Le projet du livre de Nicolas le Roux revêt ainsi un double projet, le premier explicite et le deuxième implicite. Le premier a trait à la volonté de ne pas s’en tenir à une simple histoire de la bataille de Marignan, sujet déjà fort labouré par plusieurs historiens, et ainsi de se démarquer sur le plan éditorial. Il s’agit aussi de tenir compte des acquis récents de la recherche, comme en témoigne la bibliographie à la fin de l’ouvrage, pour proposer au final une synthèse sur le premier quart du XVIe siècle, principalement à l’échelle de l’Europe de l’Ouest avec quelques incursions à l’échelle mondiale, dans le sillage des grandes découvertes. Le deuxième vise à proposer un autre récit national, voire un autre récit tout court   . À l’heure où les programmes d’histoire donnent lieu à d’homériques empoignades, il est intéressant de voir que des historiens proposent une autre forme d’écriture de l’histoire que celle des « journées qui ont fait l’histoire de France », pour reprendre le titre d’une collection célèbre. L’histoire globale peut ainsi servir à étudier les événements sous un autre éclairage   . Il n’est pas question de dire ici que Nicolas le Roux s’inscrit comme thuriféraire de l’histoire globale ou de l’histoire connectée, ce qui n’est d’ailleurs pas l’objet de son livre, mais de montrer qu’en replaçant la bataille de Marignan dans une perspective plus globale, même si elle reste surtout européenne, il permet de mieux circonvenir son poids réel. Le livre dessine alors une voie sinon originale, tout du moins intéressante sur un autre récit possible de l’histoire   . À titre anecdotique, on fera remarquer que ce choix est dans l’air du temps puisqu’un autre livre paru récemment choisit aussi de retenir l’année 1515 pour s’essayer à l’histoire synchronisée   .

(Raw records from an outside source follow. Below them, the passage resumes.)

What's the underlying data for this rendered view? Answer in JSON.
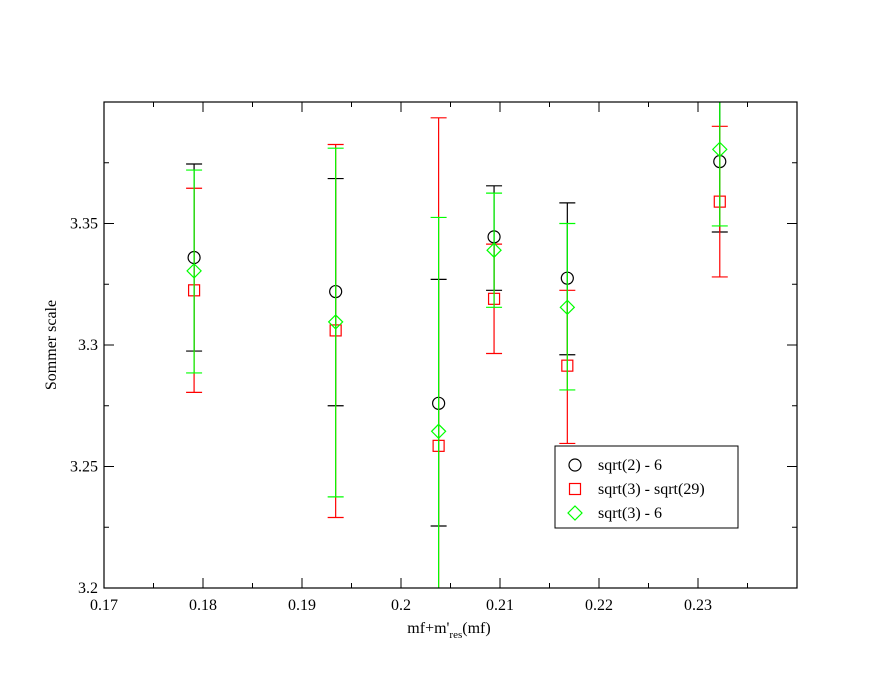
{
  "chart_data": {
    "type": "scatter",
    "xlabel": {
      "base": "mf+m'",
      "sub": "res",
      "tail": "(mf)"
    },
    "ylabel": "Sommer scale",
    "xlim": [
      0.17,
      0.24
    ],
    "ylim": [
      3.2,
      3.4
    ],
    "xticks": [
      0.17,
      0.18,
      0.19,
      0.2,
      0.21,
      0.22,
      0.23
    ],
    "xtick_labels": [
      "0.17",
      "0.18",
      "0.19",
      "0.2",
      "0.21",
      "0.22",
      "0.23"
    ],
    "yticks": [
      3.2,
      3.25,
      3.3,
      3.35
    ],
    "ytick_labels": [
      "3.2",
      "3.25",
      "3.3",
      "3.35"
    ],
    "grid": false,
    "legend_position": "lower-right",
    "series": [
      {
        "name": "sqrt(2) - 6",
        "marker": "circle",
        "color": "#000000",
        "points": [
          {
            "x": 0.1791,
            "y": 3.336,
            "lo": 3.2975,
            "hi": 3.3745
          },
          {
            "x": 0.1934,
            "y": 3.322,
            "lo": 3.275,
            "hi": 3.3685
          },
          {
            "x": 0.2038,
            "y": 3.276,
            "lo": 3.2255,
            "hi": 3.327
          },
          {
            "x": 0.2094,
            "y": 3.3445,
            "lo": 3.3225,
            "hi": 3.3655
          },
          {
            "x": 0.2168,
            "y": 3.3275,
            "lo": 3.296,
            "hi": 3.3585
          },
          {
            "x": 0.2322,
            "y": 3.3755,
            "lo": 3.3465,
            "hi": 3.4
          }
        ]
      },
      {
        "name": "sqrt(3) - sqrt(29)",
        "marker": "square",
        "color": "#ff0000",
        "points": [
          {
            "x": 0.1791,
            "y": 3.3225,
            "lo": 3.2805,
            "hi": 3.3645
          },
          {
            "x": 0.1934,
            "y": 3.306,
            "lo": 3.229,
            "hi": 3.3825
          },
          {
            "x": 0.2038,
            "y": 3.2585,
            "lo": 3.2,
            "hi": 3.3935
          },
          {
            "x": 0.2094,
            "y": 3.319,
            "lo": 3.2965,
            "hi": 3.3415
          },
          {
            "x": 0.2168,
            "y": 3.2915,
            "lo": 3.2595,
            "hi": 3.3225
          },
          {
            "x": 0.2322,
            "y": 3.359,
            "lo": 3.328,
            "hi": 3.39
          }
        ]
      },
      {
        "name": "sqrt(3) - 6",
        "marker": "diamond",
        "color": "#00ff00",
        "points": [
          {
            "x": 0.1791,
            "y": 3.3305,
            "lo": 3.2885,
            "hi": 3.372
          },
          {
            "x": 0.1934,
            "y": 3.3095,
            "lo": 3.2375,
            "hi": 3.381
          },
          {
            "x": 0.2038,
            "y": 3.2645,
            "lo": 3.2,
            "hi": 3.3525
          },
          {
            "x": 0.2094,
            "y": 3.339,
            "lo": 3.3155,
            "hi": 3.3625
          },
          {
            "x": 0.2168,
            "y": 3.3155,
            "lo": 3.2815,
            "hi": 3.35
          },
          {
            "x": 0.2322,
            "y": 3.3805,
            "lo": 3.349,
            "hi": 3.4
          }
        ]
      }
    ]
  }
}
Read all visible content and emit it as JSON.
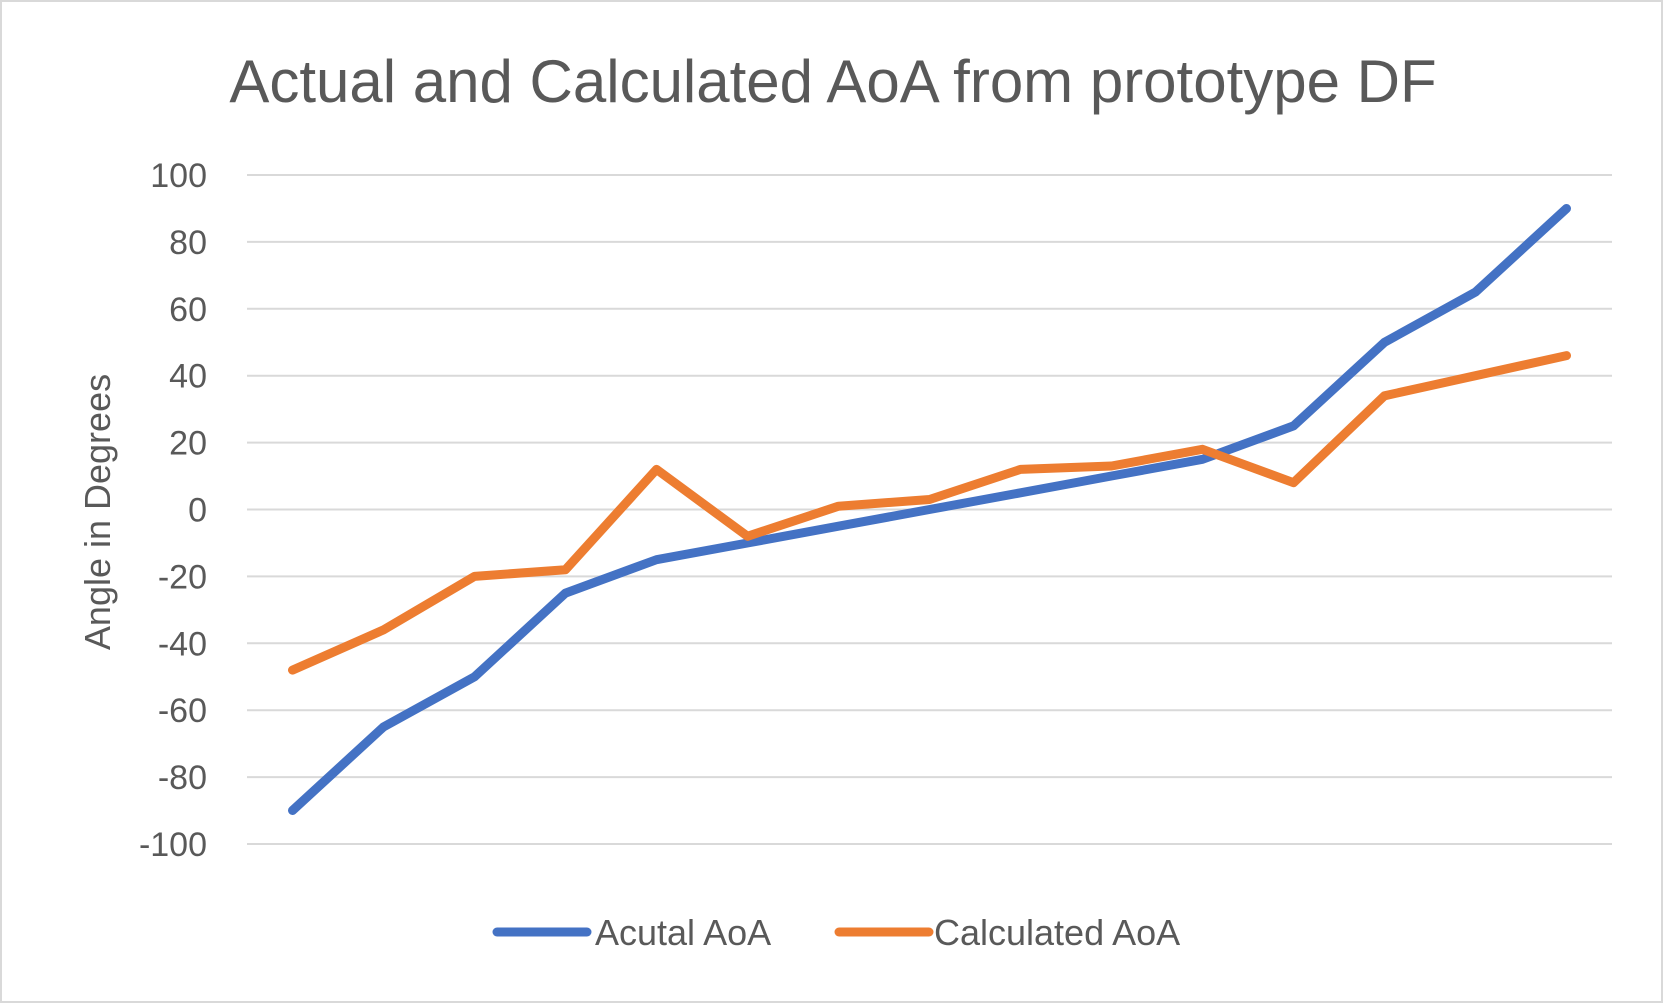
{
  "chart_data": {
    "type": "line",
    "title": "Actual and Calculated AoA from prototype DF",
    "xlabel": "",
    "ylabel": "Angle in Degrees",
    "ylim": [
      -100,
      100
    ],
    "y_ticks": [
      100,
      80,
      60,
      40,
      20,
      0,
      -20,
      -40,
      -60,
      -80,
      -100
    ],
    "grid": true,
    "legend_position": "bottom",
    "x": [
      1,
      2,
      3,
      4,
      5,
      6,
      7,
      8,
      9,
      10,
      11,
      12,
      13,
      14,
      15
    ],
    "series": [
      {
        "name": "Acutal AoA",
        "color": "#4472c4",
        "values": [
          -90,
          -65,
          -50,
          -25,
          -15,
          -10,
          -5,
          0,
          5,
          10,
          15,
          25,
          50,
          65,
          90
        ]
      },
      {
        "name": "Calculated AoA",
        "color": "#ed7d31",
        "values": [
          -48,
          -36,
          -20,
          -18,
          12,
          -8,
          1,
          3,
          12,
          13,
          18,
          8,
          34,
          40,
          46
        ]
      }
    ]
  },
  "colors": {
    "gridline": "#d9d9d9",
    "text": "#595959",
    "border": "#d9d9d9"
  }
}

Toutefois, le livre ne dément pas le dicton « qui trop embrasse mal étreint ». En voulant brasser trop large dans un nombre de pages limité (environ 270 pages de texte sans compter l’appareil critique et la bibliographie), l’auteur passe en partie à côté de son effet. Ainsi, les deux chapitres sur les « Orients » et sur l’Amérique surviennent pour ainsi dire de manière impromptue et ne s’insèrent qu’imparfaitement dans le plan d’ensemble du livre. Par ailleurs, même s’il est essentiel que les Portugais conquièrent la ville d’Hormuz en mars 1515 ou que Bartholomé de Las Casas s’embarque pour revenir en Espagne en septembre 1515, ces informations confèrent au lecteur le sentiment d’assister à la juxtaposition de tableaux. Impression qui relativise certes l’importance de Marignan mais qui n’est pas forcément des plus pertinentes sur le plan heuristique   . À cet égard, une chronologie aurait pu s’avérer utile en mettant en regard les différentes dates des espaces étudiés. La présence de cartes aurait, elle aussi, facilité la compréhension des enjeux. Par ailleurs, l’auteur s’en tient trop souvent à un degré d’information général et finalement assez peu innovant. La difficulté de traiter conjointement d’aires géographiques éclatées se fait ici crûment ressentir. Ainsi, en dépit de réels efforts, le livre reste avant tout une introduction au premier quart de siècle européen. On ne peut ainsi dire que cet ouvrage dresse un tableau « global » de l’année 1515. En outre, la volonté de lier la date à l’invention de la Renaissance, si elle est, elle aussi, bienvenue, n’est qu’imparfaitement relevée.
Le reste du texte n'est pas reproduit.